Débuter en e-foiling peut être une expérience passionnante. Il est essentiel de se renseigner, de regarder des vidéos, de lire des articles et de se familiariser avec le matériel. Se rapprocher d’un loueur ou d’une école d’E-foil est fortement recommandé pour apprendre les bases en toute sécurité et éviter les erreurs courantes. Les écoles proposent souvent le foil tracté ou le foil électrique pour progresser rapidement et apprendre facilement le wingfoil, ce qui est idéal pour l’initiation et permet de se concentrer sur la planche et le vol sans se soucier du vent ou de l’aile. Il est important d'investir dans une planche et un foil adaptés aux débutants, avec un set d’aile d’une surface d’environ 1500 cm².

La maîtrise de l'e-foil requiert du temps. Le maître mot est stabilité et équilibre. Pour bien naviguer, il faut maintenir son équilibre en se penchant légèrement en avant ou en arrière pour ajuster sa position, ce qui aura une incidence sur le foil et permettra de contrôler la hauteur de la planche au-dessus de l’eau. Pour tourner, le rider utilisera son appui sur ses talons ou la pointe des pieds, comme sur une planche de surf, une technique qui demande un certain temps d’adaptation. Pour décoller en douceur, une fois dans l’eau, il faut s’allonger sur la planche et activer progressivement la puissance du moteur pour s’élever doucement au-dessus de l’eau. Pour augmenter la vitesse, inclinez légèrement le haut du corps vers l’avant tout en gardant les jambes fléchies. Pour ralentir ou arrêter, redressez votre corps et relâchez la pression sur l’accélérateur.

La sécurité est primordiale : il faut toujours porter un gilet de sauvetage et si possible un casque. Il est également nécessaire de choisir des eaux calmes et sans vagues pour les premières sessions, et de se positionner au centre de la planche avec les pieds légèrement écartés pour une stabilité maximale. Soyez patient, l’apprentissage peut prendre du temps, et ne vous découragez pas si vous ne maîtrisez pas tout immédiatement.

L’e-foiling peut être pratiqué dans de nombreux endroits, notamment sur des lacs, des rivières et des zones côtières où les conditions sont favorables. Il est important de choisir des lieux avec des eaux calmes et peu de trafic maritime pour garantir la sécurité. Certaines stations de sports nautiques et écoles de surf proposent des sessions d’e-foiling encadrées, ce qui constitue une excellente option pour les débutants.

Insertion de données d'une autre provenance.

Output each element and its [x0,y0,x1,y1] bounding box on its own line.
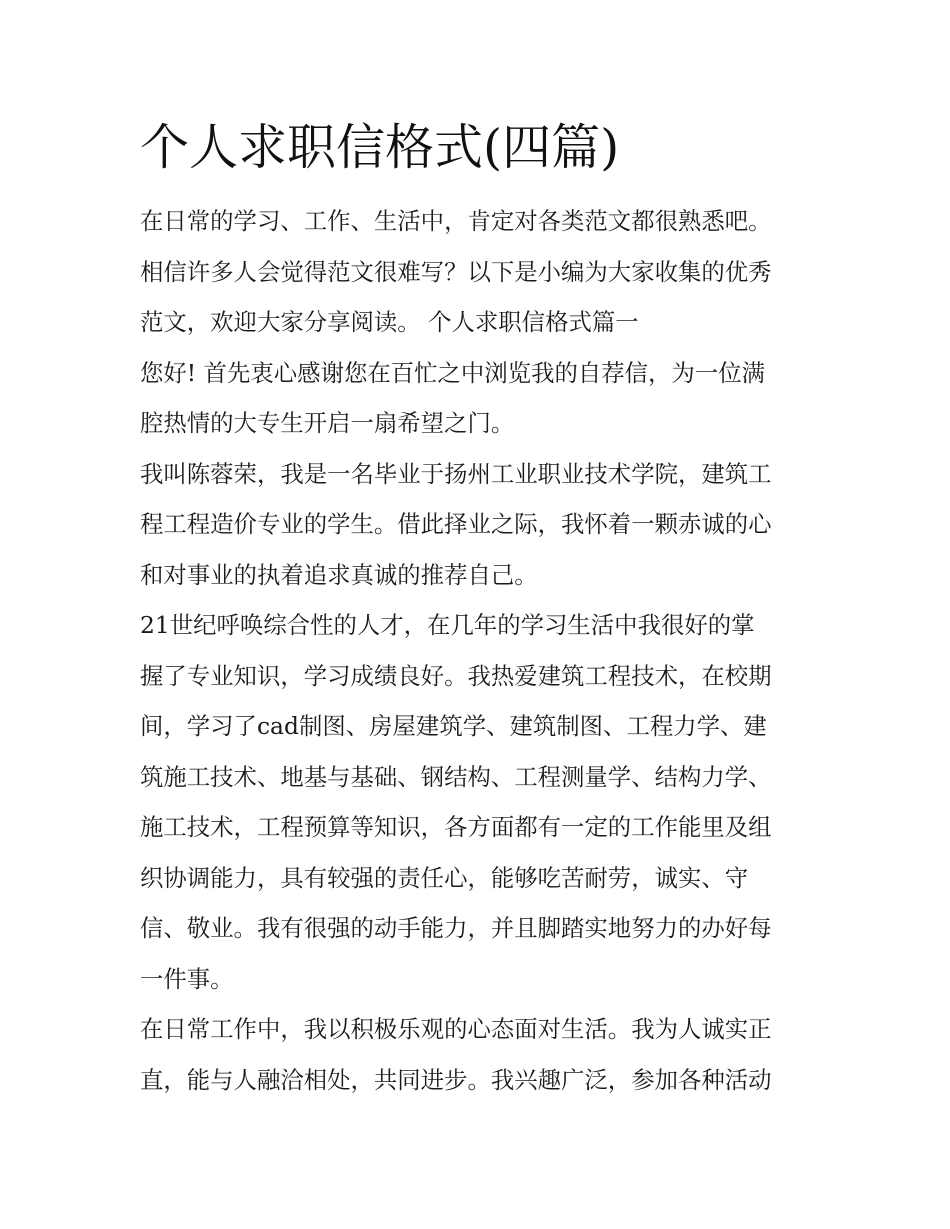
body-line: 织协调能力，具有较强的责任心，能够吃苦耐劳，诚实、守 [140,863,749,892]
body-line: 您好! 首先衷心感谢您在百忙之中浏览我的自荐信，为一位满 [140,358,765,387]
body-line: 程工程造价专业的学生。借此择业之际，我怀着一颗赤诚的心 [140,510,772,538]
body-line: 筑施工技术、地基与基础、钢结构、工程测量学、结构力学、 [140,762,772,791]
body-line: 相信许多人会觉得范文很难写？以下是小编为大家收集的优秀 [140,257,772,286]
body-line: 腔热情的大专生开启一扇希望之门。 [140,409,515,437]
body-line: 和对事业的执着追求真诚的推荐自己。 [140,560,538,589]
body-line: 信、敬业。我有很强的动手能力，并且脚踏实地努力的办好每 [140,914,772,942]
body-line: 间，学习了cad制图、房屋建筑学、建筑制图、工程力学、建 [140,712,767,740]
body-line: 在日常工作中，我以积极乐观的心态面对生活。我为人诚实正 [140,1015,772,1043]
body-line: 在日常的学习、工作、生活中，肯定对各类范文都很熟悉吧。 [140,207,772,235]
body-line: 直，能与人融洽相处，共同进步。我兴趣广泛，参加各种活动 [140,1065,772,1094]
body-line: 施工技术，工程预算等知识，各方面都有一定的工作能里及组 [140,813,772,841]
document-body [140,196,840,1105]
body-line: 握了专业知识，学习成绩良好。我热爱建筑工程技术，在校期 [140,661,772,690]
page-title: 个人求职信格式(四篇) [140,119,620,176]
body-line: 一件事。 [140,964,234,993]
body-line: 21世纪呼唤综合性的人才，在几年的学习生活中我很好的掌 [140,611,755,639]
body-line: 范文，欢迎大家分享阅读。 个人求职信格式篇一 [140,308,639,336]
body-line: 我叫陈蓉荣，我是一名毕业于扬州工业职业技术学院，建筑工 [140,459,772,488]
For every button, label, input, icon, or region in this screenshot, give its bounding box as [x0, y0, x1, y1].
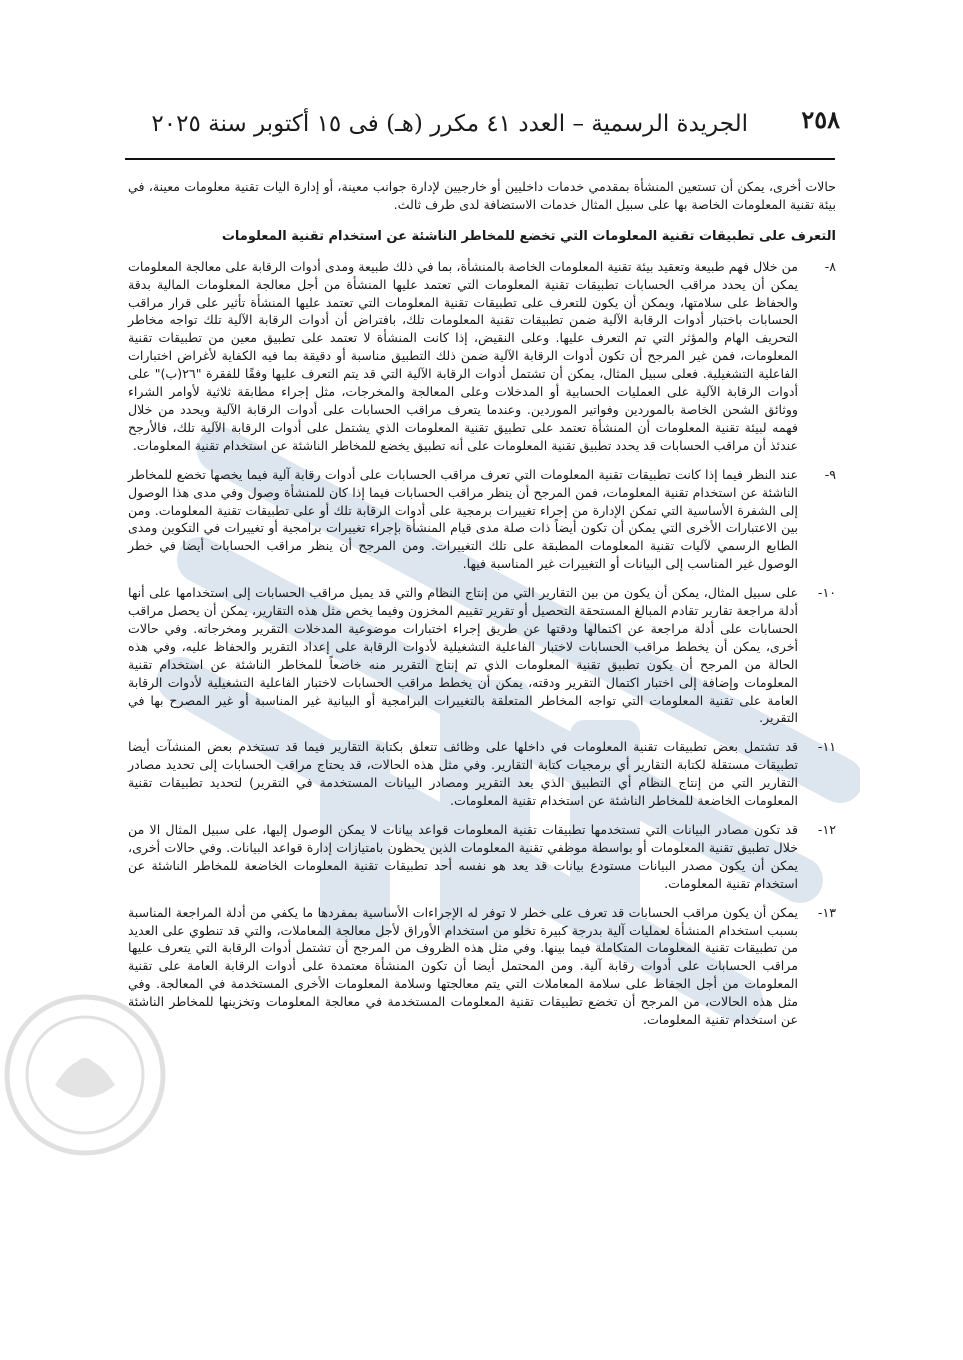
paragraph-text: على سبيل المثال، يمكن أن يكون من بين التقارير التي من إنتاج النظام والتي قد يميل مراقب الحسابات إلى استخدامها على أنها أدلة مراجعة تقارير تقادم المبالغ المستحقة التحصيل أو تقرير تقييم المخزون وفيما يخص مثل هذه التقارير، يمكن أن يحصل مراقب الحسابات على أدلة مراجعة عن اكتمالها ودقتها عن طريق إجراء اختبارات موضوعية المدخلات التقرير ومخرجاته. وفي حالات أخرى، يمكن أن يخطط مراقب الحسابات لاختبار الفاعلية التشغيلية لأدوات الرقابة على إعداد التقرير والحفاظ عليه، وفي هذه الحالة من المرجح أن يكون تطبيق تقنية المعلومات الذي تم إنتاج التقرير منه خاضعاً للمخاطر الناشئة عن استخدام تقنية المعلومات وإضافة إلى اختبار اكتمال التقرير ودقته، يمكن أن يخطط مراقب الحسابات لاختبار الفاعلية التشغيلية لأدوات الرقابة العامة على تقنية المعلومات التي تواجه المخاطر المتعلقة بالتغييرات البرامجية أو البيانية غير المناسبة أو غير المصرح بها في التقرير. [128, 585, 798, 726]
numbered-paragraph-10 [128, 584, 836, 727]
paragraph-text: يمكن أن يكون مراقب الحسابات قد تعرف على خطر لا توفر له الإجراءات الأساسية بمفردها ما يكفي من أدلة المراجعة المناسبة بسبب استخدام المنشأة لعمليات آلية بدرجة كبيرة تخلو من استخدام الأوراق لأجل معالجة المعاملات، والتي قد تنطوي على العديد من تطبيقات تقنية المعلومات المتكاملة فيما بينها. وفي مثل هذه الظروف من المرجح أن تشتمل أدوات الرقابة التي يتعرف عليها مراقب الحسابات على أدوات رقابة آلية. ومن المحتمل أيضا أن تكون المنشأة معتمدة على أدوات الرقابة العامة على تقنية المعلومات من أجل الحفاظ على سلامة المعاملات التي يتم معالجتها وسلامة المعلومات الأخرى المستخدمة في المعالجة. وفي مثل هذه الحالات، من المرجح أن تخضع تطبيقات تقنية المعلومات المستخدمة في معالجة المعلومات وتخزينها للمخاطر الناشئة عن استخدام تقنية المعلومات. [128, 904, 798, 1028]
paragraph-number: ١١- [817, 739, 836, 755]
paragraph-number: ١٣- [817, 904, 836, 920]
numbered-paragraph-9 [128, 466, 836, 573]
section-heading: التعرف على تطبيقات تقنية المعلومات التي تخضع للمخاطر الناشئة عن استخدام تقنية المعلومات [221, 228, 836, 244]
paragraph-number: ٩- [824, 466, 836, 482]
paragraph-number: ٨- [824, 258, 836, 274]
document-body [128, 178, 836, 1040]
paragraph-text: من خلال فهم طبيعة وتعقيد بيئة تقنية المعلومات الخاصة بالمنشأة، بما في ذلك طبيعة ومدى أدوات الرقابة على معالجة المعلومات يمكن أن يحدد مراقب الحسابات تطبيقات تقنية المعلومات التي تعتمد عليها المنشأة من أجل معالجة المعلومات المالية بدقة والحفاظ على سلامتها، ويمكن أن يكون للتعرف على تطبيقات تقنية المعلومات التي تعتمد عليها المنشأة تأثير على قرار مراقب الحسابات باختبار أدوات الرقابة الآلية ضمن تطبيقات تقنية المعلومات تلك، بافتراض أن أدوات الرقابة الآلية تلك تواجه مخاطر التحريف الهام والمؤثر التي تم التعرف عليها. وعلى النقيض، إذا كانت المنشأة لا تعتمد على تطبيق معين من تطبيقات تقنية المعلومات، فمن غير المرجح أن تكون أدوات الرقابة الآلية ضمن ذلك التطبيق مناسبة أو دقيقة بما فيه الكفاية لأغراض اختبارات الفاعلية التشغيلية. فعلى سبيل المثال، يمكن أن تشتمل أدوات الرقابة الآلية التي قد يتم التعرف عليها وفقًا للفقرة "٢٦(ب)" على أدوات الرقابة الآلية على العمليات الحسابية أو المدخلات وعلى المعالجة والمخرجات، مثل إجراء مطابقة ثلاثية لأوامر الشراء ووثائق الشحن الخاصة بالموردين وفواتير الموردين. وعندما يتعرف مراقب الحسابات على أدوات الرقابة الآلية ويحدد من خلال فهمه لبيئة تقنية المعلومات أن المنشأة تعتمد على تطبيق تقنية المعلومات الذي يشتمل على أدوات الرقابة الآلية تلك، فالأرجح عندئذ أن مراقب الحسابات قد يحدد تطبيق تقنية المعلومات على أنه تطبيق يخضع للمخاطر الناشئة عن استخدام تقنية المعلومات. [128, 258, 798, 453]
paragraph-number: ١٠- [817, 585, 836, 601]
header-divider [125, 158, 835, 160]
numbered-paragraph-11 [128, 738, 836, 810]
numbered-paragraph-8 [128, 258, 836, 455]
gazette-title: الجريدة الرسمية – العدد ٤١ مكرر (هـ) فى ١٥ أكتوبر سنة ٢٠٢٥ [151, 111, 748, 137]
page-number: ٢٥٨ [801, 105, 840, 134]
paragraph-text: قد تشتمل بعض تطبيقات تقنية المعلومات في داخلها على وظائف تتعلق بكتابة التقارير فيما قد تستخدم بعض المنشآت أيضا تطبيقات مستقلة لكتابة التقارير أي برمجيات كتابة التقارير. وفي مثل هذه الحالات، قد يحتاج مراقب الحسابات إلى تحديد مصادر التقارير التي من إنتاج النظام أي التطبيق الذي يعد التقرير ومصادر البيانات المستخدمة في التقرير) لتحديد تطبيقات تقنية المعلومات الخاضعة للمخاطر الناشئة عن استخدام تقنية المعلومات. [128, 739, 798, 809]
page-header [125, 105, 840, 157]
paragraph-text: عند النظر فيما إذا كانت تطبيقات تقنية المعلومات التي تعرف مراقب الحسابات على أدوات رقابة آلية فيما يخصها تخضع للمخاطر الناشئة عن استخدام تقنية المعلومات، فمن المرجح أن ينظر مراقب الحسابات فيما إذا كان للمنشأة وصول وفي مدى هذا الوصول إلى الشفرة الأساسية التي تمكن الإدارة من إجراء تغييرات برمجية على أدوات الرقابة تلك أو على تطبيقات تقنية المعلومات. ومن بين الاعتبارات الأخرى التي يمكن أن تكون أيضاً ذات صلة مدى قيام المنشأة بإجراء تغييرات برامجية أو تغييرات في التكوين ومدى الطابع الرسمي لآليات تقنية المعلومات المطبقة على تلك التغييرات. ومن المرجح أن ينظر مراقب الحسابات أيضا في خطر الوصول غير المناسب إلى البيانات أو التغييرات غير المناسبة فيها. [128, 466, 798, 572]
numbered-paragraph-13 [128, 904, 836, 1029]
paragraph-text: قد تكون مصادر البيانات التي تستخدمها تطبيقات تقنية المعلومات قواعد بيانات لا يمكن الوصول إليها، على سبيل المثال الا من خلال تطبيق تقنية المعلومات أو بواسطة موظفي تقنية المعلومات الذين يحظون بامتيازات إدارة قواعد البيانات. وفي حالات أخرى، يمكن أن يكون مصدر البيانات مستودع بيانات قد يعد هو نفسه أحد تطبيقات تقنية المعلومات الخاضعة للمخاطر الناشئة عن استخدام تقنية المعلومات. [128, 822, 798, 891]
intro-text: حالات أخرى، يمكن أن تستعين المنشأة بمقدمي خدمات داخليين أو خارجيين لإدارة جوانب معينة، أو إدارة اليات تقنية معلومات معينة، في بيئة تقنية المعلومات الخاصة بها على سبيل المثال خدمات الاستضافة لدى طرف ثالث. [128, 179, 836, 212]
paragraph-number: ١٢- [817, 822, 836, 837]
numbered-paragraph-12 [128, 821, 836, 893]
intro-paragraph [128, 178, 836, 214]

L’entretien d’un e-foil est crucial, car il est composé de pièces électroniques et électriques sensibles à l'eau, et particulièrement à l'eau salée. Le principal et le plus important entretien, surtout après une sortie en mer, est de rincer entièrement l’e-foil à l’eau claire pour supprimer toute trace de sel, un agent très corrosif pour les connectiques. Il est également essentiel de prendre le temps de sécher méticuleusement la batterie et l’intérieur des prises des connecteurs. Déconnectez les capteurs et vérifiez qu’il n’y a pas d’eau ou d’impuretés à l'intérieur.